Control, AS-2, AS-5 and AS-10 are the treatment groups @ 0.0, 2.0, 5.0 and 10.0 µL of pure AS (Sigma Aldrich Ltd., St. Louis, MO, USA) essential oil /60 mL of buffered rumen fluid (BRF), respectively. Mean values bearing a, b, c, d superscripts in a row vary significantly (p < 0.05).

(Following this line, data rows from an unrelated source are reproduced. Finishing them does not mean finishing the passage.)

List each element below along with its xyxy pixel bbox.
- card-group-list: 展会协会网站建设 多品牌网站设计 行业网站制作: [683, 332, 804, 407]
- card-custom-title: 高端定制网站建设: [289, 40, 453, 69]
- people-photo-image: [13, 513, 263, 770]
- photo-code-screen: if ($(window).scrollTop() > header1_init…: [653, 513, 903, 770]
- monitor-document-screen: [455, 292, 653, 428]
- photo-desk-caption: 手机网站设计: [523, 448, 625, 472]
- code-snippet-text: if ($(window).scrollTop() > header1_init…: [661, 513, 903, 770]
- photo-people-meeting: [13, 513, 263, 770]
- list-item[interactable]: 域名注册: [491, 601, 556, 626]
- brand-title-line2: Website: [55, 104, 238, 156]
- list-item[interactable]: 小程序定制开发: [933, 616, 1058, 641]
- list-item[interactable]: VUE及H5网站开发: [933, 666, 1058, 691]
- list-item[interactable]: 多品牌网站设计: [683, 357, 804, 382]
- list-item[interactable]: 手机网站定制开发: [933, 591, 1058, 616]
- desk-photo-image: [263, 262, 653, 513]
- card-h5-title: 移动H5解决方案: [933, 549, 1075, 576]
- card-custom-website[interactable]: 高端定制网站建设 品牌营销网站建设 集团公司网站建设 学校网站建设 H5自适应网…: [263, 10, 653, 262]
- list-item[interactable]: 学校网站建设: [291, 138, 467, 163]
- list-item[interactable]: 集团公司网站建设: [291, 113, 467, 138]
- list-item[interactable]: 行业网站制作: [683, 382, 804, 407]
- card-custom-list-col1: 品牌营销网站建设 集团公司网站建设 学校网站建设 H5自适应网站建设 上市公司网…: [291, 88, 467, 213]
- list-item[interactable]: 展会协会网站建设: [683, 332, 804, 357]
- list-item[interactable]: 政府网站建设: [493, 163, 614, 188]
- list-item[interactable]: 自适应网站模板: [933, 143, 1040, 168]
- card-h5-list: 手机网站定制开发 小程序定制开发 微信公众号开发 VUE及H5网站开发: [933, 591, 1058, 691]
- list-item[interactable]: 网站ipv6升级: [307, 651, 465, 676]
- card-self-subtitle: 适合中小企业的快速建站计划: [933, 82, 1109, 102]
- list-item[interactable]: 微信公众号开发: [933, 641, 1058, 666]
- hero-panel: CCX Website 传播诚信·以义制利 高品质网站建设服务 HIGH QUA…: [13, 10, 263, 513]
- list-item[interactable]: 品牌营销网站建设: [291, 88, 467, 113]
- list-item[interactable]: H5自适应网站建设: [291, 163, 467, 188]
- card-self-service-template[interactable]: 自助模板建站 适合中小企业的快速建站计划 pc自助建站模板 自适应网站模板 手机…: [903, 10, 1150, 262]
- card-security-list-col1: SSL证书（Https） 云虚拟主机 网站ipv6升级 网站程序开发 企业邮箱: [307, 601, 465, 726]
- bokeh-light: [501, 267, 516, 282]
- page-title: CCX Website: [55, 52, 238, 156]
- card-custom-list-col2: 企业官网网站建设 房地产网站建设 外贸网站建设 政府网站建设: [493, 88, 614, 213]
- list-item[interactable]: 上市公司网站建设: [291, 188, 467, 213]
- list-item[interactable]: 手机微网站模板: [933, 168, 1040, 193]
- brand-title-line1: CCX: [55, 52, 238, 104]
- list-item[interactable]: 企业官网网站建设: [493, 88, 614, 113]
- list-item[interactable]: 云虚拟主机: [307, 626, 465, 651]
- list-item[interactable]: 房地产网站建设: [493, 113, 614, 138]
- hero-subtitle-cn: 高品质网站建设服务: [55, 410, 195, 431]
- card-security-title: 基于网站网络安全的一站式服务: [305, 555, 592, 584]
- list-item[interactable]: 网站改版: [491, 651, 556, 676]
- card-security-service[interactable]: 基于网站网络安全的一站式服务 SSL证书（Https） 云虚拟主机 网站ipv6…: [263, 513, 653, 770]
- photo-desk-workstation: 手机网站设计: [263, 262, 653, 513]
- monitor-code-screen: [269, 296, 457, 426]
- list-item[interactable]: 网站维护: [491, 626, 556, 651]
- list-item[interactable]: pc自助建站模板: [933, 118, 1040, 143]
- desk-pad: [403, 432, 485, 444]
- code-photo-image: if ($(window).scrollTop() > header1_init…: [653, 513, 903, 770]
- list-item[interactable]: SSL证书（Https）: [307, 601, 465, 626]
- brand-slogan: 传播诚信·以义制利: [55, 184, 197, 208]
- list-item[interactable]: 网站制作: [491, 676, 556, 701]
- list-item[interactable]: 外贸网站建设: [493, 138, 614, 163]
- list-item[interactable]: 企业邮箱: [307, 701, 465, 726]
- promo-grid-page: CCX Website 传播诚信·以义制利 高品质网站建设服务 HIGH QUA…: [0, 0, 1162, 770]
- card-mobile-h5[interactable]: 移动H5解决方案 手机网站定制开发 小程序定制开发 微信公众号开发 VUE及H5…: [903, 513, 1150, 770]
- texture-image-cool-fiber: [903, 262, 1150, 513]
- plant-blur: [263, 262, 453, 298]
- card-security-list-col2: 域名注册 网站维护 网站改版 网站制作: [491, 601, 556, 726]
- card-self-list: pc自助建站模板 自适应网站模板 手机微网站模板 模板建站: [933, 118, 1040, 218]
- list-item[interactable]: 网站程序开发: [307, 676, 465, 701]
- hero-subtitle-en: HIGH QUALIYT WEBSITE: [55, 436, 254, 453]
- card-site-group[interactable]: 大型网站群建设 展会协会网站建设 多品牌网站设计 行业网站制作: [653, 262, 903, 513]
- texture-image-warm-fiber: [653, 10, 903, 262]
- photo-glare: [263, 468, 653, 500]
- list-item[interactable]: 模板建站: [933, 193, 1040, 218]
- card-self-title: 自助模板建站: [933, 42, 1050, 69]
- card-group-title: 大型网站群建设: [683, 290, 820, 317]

). The antimicrobial efficacy of essential oils (EO) is due to various terpenoid and phenolic compounds, as well as the chemical constituents and functional groups contained in the EO [37]. Allicin, or diallyl sulphite, is the major phyto-active constituents of AS, having marked depression abilities towards enteropathogenic bacteria and rumen archaeal populations [11]. Thus, direct dose-dependent microbial inhibitory activities or alterations in the phylogenetic distribution of methanogenic archaea owing to associated protozoa population destructions were responsible [38] for the present experimental graded dose depression in methane production (Figure 3). This study gets support from the findings of other researchers [39,40,41,42], where garlic oils (Allium sativam) alone or in combination with other essential oils were examined to reduce methanogenesis in ruminants. In contrast, Kamel, et al. [43] did not find any inhibitory effect on in vitro methane production on supplementation of diallyl disulfide at any of the investigated dose levels (0.5. 5 and 1.0 mg/L) to a mixed ration.

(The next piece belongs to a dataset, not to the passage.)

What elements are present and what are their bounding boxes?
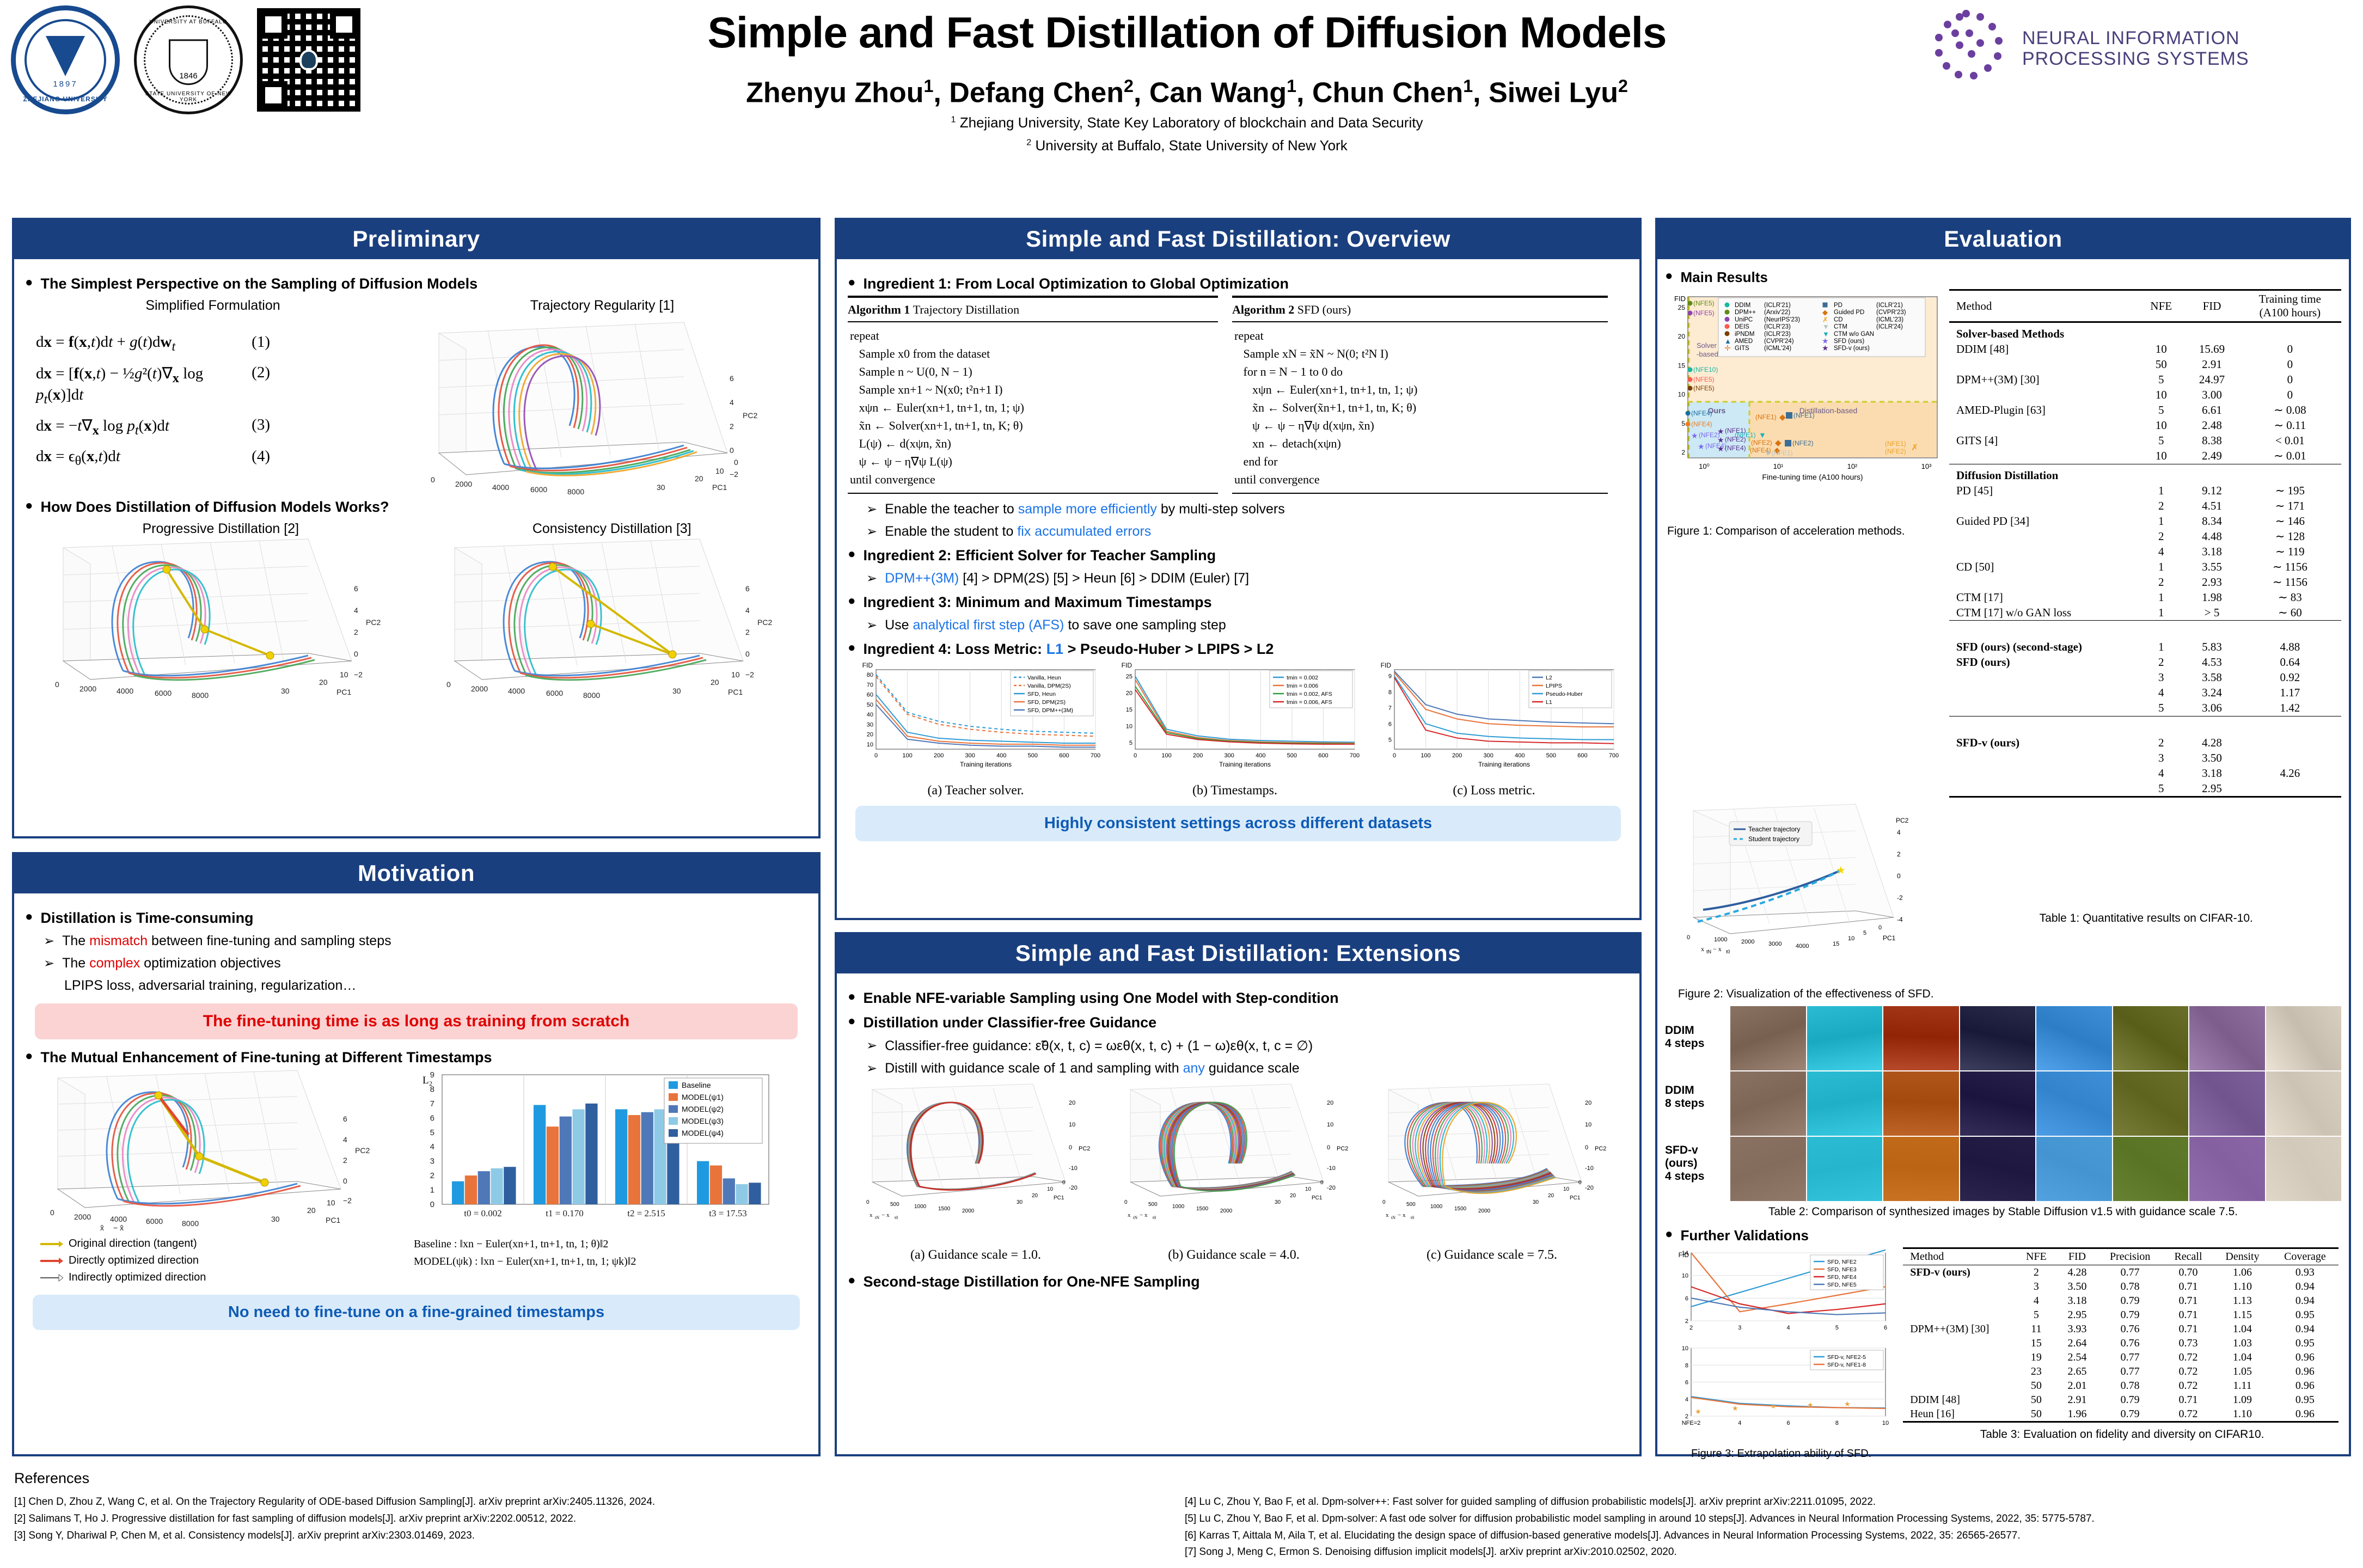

Moreover, ammonia-N concentrations were comparable (p > 0.05) in all AS supplementation groups (Table 3), except the highest dose (AS-10), where a reduction was evident (p < 0.01). Many researchers reported that essential oil supplementations resulted in a reduced population and diversity of hyper-ammonia-producing bacteria with a decrease in the rate of NH₃ production through compromising the deamination of dietary amino acids [44,45,46]. Cardozo, et al. [47], while investigating the effects of natural plant extracts in a concentrate-based diet on rumen fermentation, reported a reduction in ammonia-N concentration upon the supplementation of garlic oil at various dose levels (0.3, 3, 30, 300 mg/L). In contrast, an increased concentration of ammonia-N and unsaturated fatty acids without affecting the total VFA production was reported by Zhu, Mao and Zhu [34].

4. Conclusions

Although part of the composition of a basal diet, the bioactive compounds present in garlic oils and their levels of inclusion play an important role in modulating rumen functions, Allium sativam (Garlic) essential oils and the potential they have to be an agent used to reduce the rumen biohydrogenation of fatty acids and methanogenesis without affecting feed utilization. However, in vivo examination is necessary to validate the findings before they can be used as feed additives to enhance the nutraceutical and organoleptic properties of animal products.